— Что вы, Полина Матвеевна, — с жаром принялся я защищать бедного фон Мерка. — Это чрезвычайно благородный и искренний человек, не говоря уже о том, как он далек от обычных гвардейских шалостей и глупостей!

— Уж не хотите ли вы сказать, что вы — большой шалун в отличие от вашего друга? — снова засмеялась Полина.

— Нет, что вы, я в полку считаюсь белою вороной, — откровенно выдал я себя, не думая, какое впечатление это произведет на нее.

— Господи, еще один праведник, — надула губки Полина. — Не понимаю, как вам не скучно друг с другом! Вы, наверное, между учениями и парадами ему баллады господина Жуковского читаете?

Покраснев еще больше, я уж и не знал, что отвечать ехидному созданию, припомнив, как она использовала меня в качестве подушечки для своих колкостей при нашей встрече в Летнем саду, а, надобно сказать, допекла она меня тогда изрядно.

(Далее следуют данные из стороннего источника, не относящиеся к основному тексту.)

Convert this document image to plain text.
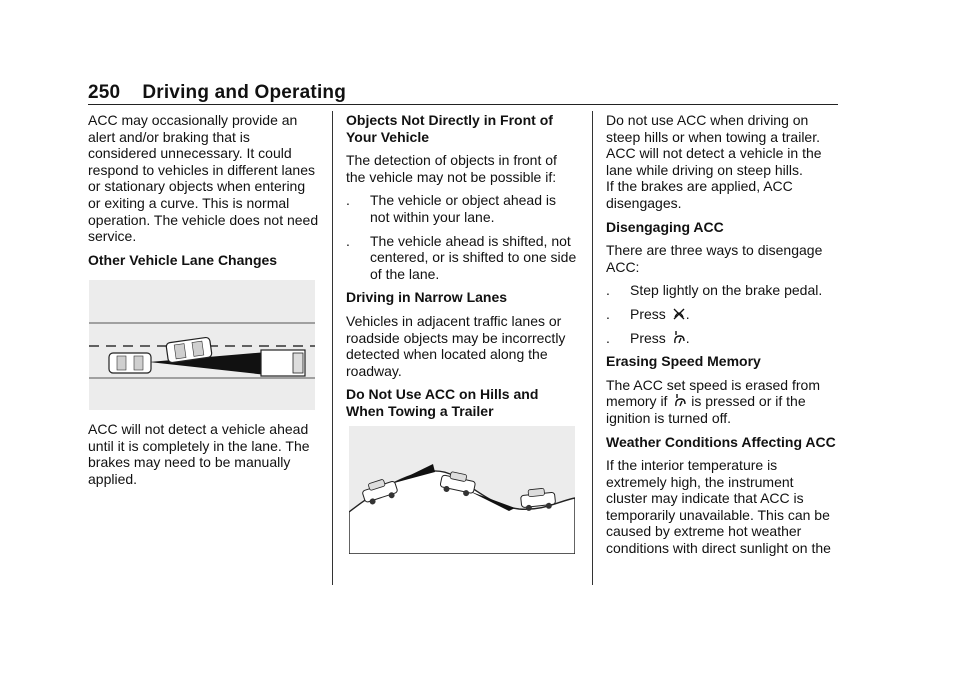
250 Driving and Operating

ACC may occasionally provide an alert and/or braking that is considered unnecessary. It could respond to vehicles in different lanes or stationary objects when entering or exiting a curve. This is normal operation. The vehicle does not need service.

Other Vehicle Lane Changes

ACC will not detect a vehicle ahead until it is completely in the lane. The brakes may need to be manually applied.

Objects Not Directly in Front of Your Vehicle

The detection of objects in front of the vehicle may not be possible if:

.	The vehicle or object ahead is not within your lane.
.	The vehicle ahead is shifted, not centered, or is shifted to one side of the lane.

Driving in Narrow Lanes

Vehicles in adjacent traffic lanes or roadside objects may be incorrectly detected when located along the roadway.

Do Not Use ACC on Hills and When Towing a Trailer

Do not use ACC when driving on steep hills or when towing a trailer. ACC will not detect a vehicle in the lane while driving on steep hills.

If the brakes are applied, ACC disengages.

Disengaging ACC

There are three ways to disengage ACC:

.	Step lightly on the brake pedal.
.	Press .
.	Press .

Erasing Speed Memory

The ACC set speed is erased from memory if is pressed or if the ignition is turned off.

Weather Conditions Affecting ACC

If the interior temperature is extremely high, the instrument cluster may indicate that ACC is temporarily unavailable. This can be caused by extreme hot weather conditions with direct sunlight on the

Я, признаться, никогда не слыл остроумцем, и, ежели меня испытывает на находчивость столь очаровательное и непосредственное существо, попросту теряюсь или ляпаю что-нибудь, не подумав. Слава богу, вальс закончился, и неутомимый англичанин перешел к какому-то ноктюрну, который Полина, подсев рядом, заиграла с ним в четыре руки. С мокрою спиной, заняв свое прежнее место, я невольно поймал на себе странный взгляд фон Мерка, который он, опомнившись, немедленно перевел на генерала, продолжая с ним негромкую беседу о чем-то.

Обед удался на славу. Прощаясь, Полина Матвеевна запросто взяла меня за руки и попросила бывать у них чаще, что немедленно подтвердили и генерал с супругою. С фон Мерком шаловливая богиня простилась обычным кивком, правда, крайне приветливо ему улыбаясь. На обратном пути мы почти не разговаривали с Августом, не считая пары ничего не значащих фраз об усилившемся до чрезвычайности холодном ветре. Каждый думал о своем, а вероятнее всего, об одном и том же…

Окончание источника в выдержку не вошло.